The treasure hunt for the divan is as compelling as any good story, but it intentionally lacks the tension of a great mystery. Woven through the film is a Greek chorus of witty and warm friends and artists who also left the strictures of Chassidic life — all interviewed after Gluck's journey, sitting on the divan in her apartment.

Their recurring theme isn't rejection of Judaism or family, but of the need for independence to achieve self-fulfillment. Even the limited tolerance of fundamentalist Jews isn't a target of criticism.

In a film full of wry digs, Gluck takes pains not to make Chassidism the butt of anything other than the gentlest jibes. Indeed, she respectfully acknowledges the power that comes from ritual and tradition.

"In today's world, everyone's looking for their roots," says a Brooklyn Chassid on a pilgrimage to pray at a rebbe's grave in Hungary. "We know our roots."

The Chassidim, including her father, aren't so accepting of Gluck's lifestyle. When Pearl visits Borough Park for family dinners, the talk is about her returning to Chassidim and taking a husband.

While the warmth between father and daughter that gradually emerges in "Divan" feels genuine, Gluck's interludes on the subject of marriage seem contrived.
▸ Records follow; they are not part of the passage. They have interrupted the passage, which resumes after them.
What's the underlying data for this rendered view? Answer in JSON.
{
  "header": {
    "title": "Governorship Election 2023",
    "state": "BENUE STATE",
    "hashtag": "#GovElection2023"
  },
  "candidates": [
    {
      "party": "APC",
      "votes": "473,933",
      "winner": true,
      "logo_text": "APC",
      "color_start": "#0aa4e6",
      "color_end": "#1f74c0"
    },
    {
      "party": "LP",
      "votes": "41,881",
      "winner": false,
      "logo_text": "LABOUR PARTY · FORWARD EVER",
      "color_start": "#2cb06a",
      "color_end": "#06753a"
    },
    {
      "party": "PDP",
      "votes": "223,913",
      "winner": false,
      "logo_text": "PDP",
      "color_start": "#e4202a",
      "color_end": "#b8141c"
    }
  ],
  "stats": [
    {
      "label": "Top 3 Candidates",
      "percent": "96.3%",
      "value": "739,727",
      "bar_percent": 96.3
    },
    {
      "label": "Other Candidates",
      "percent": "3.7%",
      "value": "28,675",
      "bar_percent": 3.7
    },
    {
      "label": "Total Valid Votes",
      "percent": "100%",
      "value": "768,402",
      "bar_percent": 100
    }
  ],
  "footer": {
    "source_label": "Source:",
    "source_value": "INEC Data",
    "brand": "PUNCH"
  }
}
I half-expected her to include a snippet from another '70s movie (with Jewish actress Jill Clayburgh), "An Unmarried Woman."

One's enjoyment of "Divan," which even at a brisk 77 minutes feels a tad stretched out, depends to a degree on how much one likes Gluck. She narrates in a cutesy, fifth-grade-teacher voice, which seems condescending once you catch on to just how assertive and clever she is in real life.

And if Gluck's crafty intelligence has somehow eluded you to that point, the nifty ending cinches the case with a twist that Barbra would admire.